Vê-se que no Brasil não é diferente, mas podem-se acrescentar às razões étnicas a predominância dos pobres, analfabetos e desempregados, muito embora sejam os de classe média e os ricos os responsáveis pelo capital que sustenta o comércio das drogas, mas raramente frequentam os Tribunais e menos ainda as prisões. Também no Brasil são os jovens entre 16 e 25 anos negros e mulatos que ocupam grande percentagem da população carcerária.
Segundo o Policial, o fracasso da aplicação das leis proibicionistas é tão evidente que foi fundada uma organização que trabalha na busca da legalização das drogas. O fundador foi o próprio Jack Cole, que acredita que se deve eliminar a proibição das drogas, da mesma maneira que foi eliminada a proibição do álcool em 1933, quando, um dia depois da revogação dessa lei, Al Capone e toda sua quadrilha de contrabandistas ficaram sem trabalho.

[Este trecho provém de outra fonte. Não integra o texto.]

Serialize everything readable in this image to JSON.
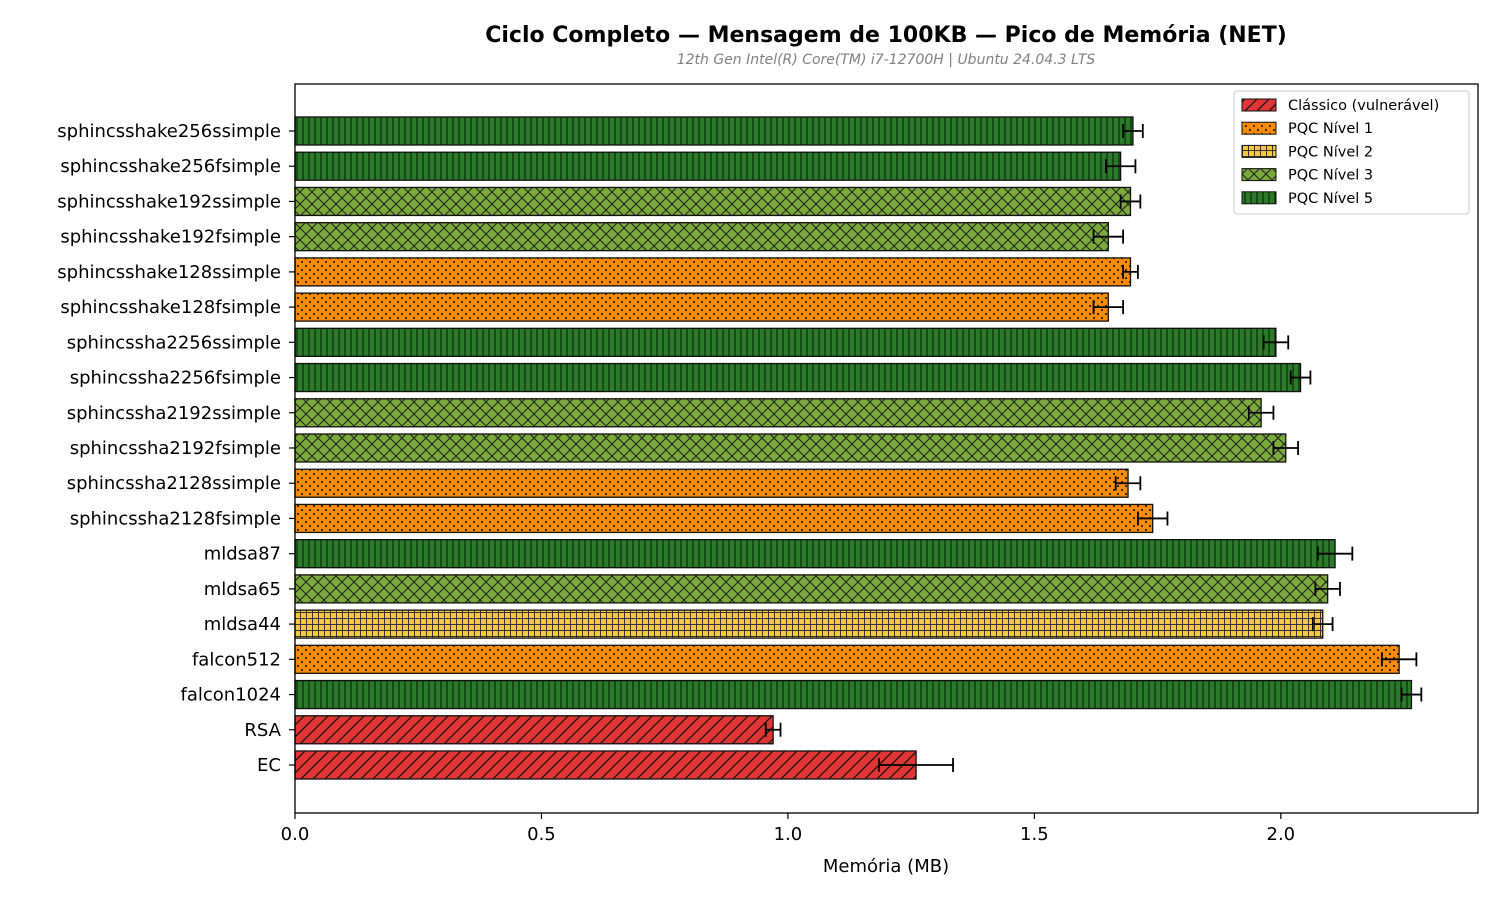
{
  "chart_data": {
    "type": "bar",
    "orientation": "horizontal",
    "title": "Ciclo Completo — Mensagem de 100KB — Pico de Memória (NET)",
    "subtitle": "12th Gen Intel(R) Core(TM) i7-12700H | Ubuntu 24.04.3 LTS",
    "xlabel": "Memória (MB)",
    "ylabel": "",
    "xlim": [
      0,
      2.4
    ],
    "xticks": [
      "0.0",
      "0.5",
      "1.0",
      "1.5",
      "2.0"
    ],
    "grid": false,
    "legend_position": "top-right",
    "legend": [
      {
        "key": "classico",
        "label": "Clássico (vulnerável)",
        "color": "#e03535",
        "pattern": "diagonal"
      },
      {
        "key": "n1",
        "label": "PQC Nível 1",
        "color": "#ff8c00",
        "pattern": "dots"
      },
      {
        "key": "n2",
        "label": "PQC Nível 2",
        "color": "#f5c842",
        "pattern": "grid"
      },
      {
        "key": "n3",
        "label": "PQC Nível 3",
        "color": "#7aab3a",
        "pattern": "crosshatch"
      },
      {
        "key": "n5",
        "label": "PQC Nível 5",
        "color": "#2a7a2a",
        "pattern": "vertical"
      }
    ],
    "bars": [
      {
        "label": "sphincsshake256ssimple",
        "value": 1.7,
        "error": 0.02,
        "group": "n5"
      },
      {
        "label": "sphincsshake256fsimple",
        "value": 1.675,
        "error": 0.03,
        "group": "n5"
      },
      {
        "label": "sphincsshake192ssimple",
        "value": 1.695,
        "error": 0.02,
        "group": "n3"
      },
      {
        "label": "sphincsshake192fsimple",
        "value": 1.65,
        "error": 0.03,
        "group": "n3"
      },
      {
        "label": "sphincsshake128ssimple",
        "value": 1.695,
        "error": 0.015,
        "group": "n1"
      },
      {
        "label": "sphincsshake128fsimple",
        "value": 1.65,
        "error": 0.03,
        "group": "n1"
      },
      {
        "label": "sphincssha2256ssimple",
        "value": 1.99,
        "error": 0.025,
        "group": "n5"
      },
      {
        "label": "sphincssha2256fsimple",
        "value": 2.04,
        "error": 0.02,
        "group": "n5"
      },
      {
        "label": "sphincssha2192ssimple",
        "value": 1.96,
        "error": 0.025,
        "group": "n3"
      },
      {
        "label": "sphincssha2192fsimple",
        "value": 2.01,
        "error": 0.025,
        "group": "n3"
      },
      {
        "label": "sphincssha2128ssimple",
        "value": 1.69,
        "error": 0.025,
        "group": "n1"
      },
      {
        "label": "sphincssha2128fsimple",
        "value": 1.74,
        "error": 0.03,
        "group": "n1"
      },
      {
        "label": "mldsa87",
        "value": 2.11,
        "error": 0.035,
        "group": "n5"
      },
      {
        "label": "mldsa65",
        "value": 2.095,
        "error": 0.025,
        "group": "n3"
      },
      {
        "label": "mldsa44",
        "value": 2.085,
        "error": 0.02,
        "group": "n2"
      },
      {
        "label": "falcon512",
        "value": 2.24,
        "error": 0.035,
        "group": "n1"
      },
      {
        "label": "falcon1024",
        "value": 2.265,
        "error": 0.02,
        "group": "n5"
      },
      {
        "label": "RSA",
        "value": 0.97,
        "error": 0.015,
        "group": "classico"
      },
      {
        "label": "EC",
        "value": 1.26,
        "error": 0.075,
        "group": "classico"
      }
    ]
  }
}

O que se propõe não é uma apologia às drogas, mas que, com a eliminação da criminalização do uso e do comércio de drogas, seja criado um Fundo de Promoção de Políticas Públicas de educação, saúde, trabalho e habitação para mostrar à sociedade, sobretudo às crianças e aos jovens, os malefícios do uso e abuso de drogas. Esse Fundo seria implementado com os tributos gerados pela venda das drogas e utilizado como um antídoto para curar os doentes provenientes do uso de substâncias entorpecentes.
A liberação dos presos sentenciados por crimes de drogas leves resultaria de imediato em uma economia ao erário que possibilitaria a criação de programas de tratamento e educação das vítimas das drogas. O redirecionamento dos milionários recursos hoje destinados a fomentar a guerra do tráfico possibilitaria o desenvolvimento de políticas de habitação e emprego para as comunidades mais pobres, hoje dominadas pelo poder dos criminosos e a educação e profissionalização dos jovens, que seriam os principais beneficiados com as políticas públicas.
Perguntou-se, no Seminário, ao policial o que ele achava da posição das mães de família diante dessa proposta de liberação das drogas, ele respondeu que na década de 1930 foram as mães, com slogans que concitavam todos a salvarem as crianças e as famílias, as responsáveis pela campanha pela liberação do álcool. A carta emocionada do pai, cujo filho de 26 anos, vítima do “crack”, matou uma jovem de 18 anos na Zona Sul do Rio de Janeiro, emoldura a dura realidade desse mal que atinge todas as classes sociais e deve nos conduzir a um debate sério e racional.
Pode não ser uma ideia nova nem revolucionária, mas com certeza poderia trazer melhores resultados do que a atual, em que apenas acumulamos despesas vãs e óbitos desnecessários, além de uma das mais eficientes redes de corrupção do planeta. Vamos pensar e debater esse tema tabu?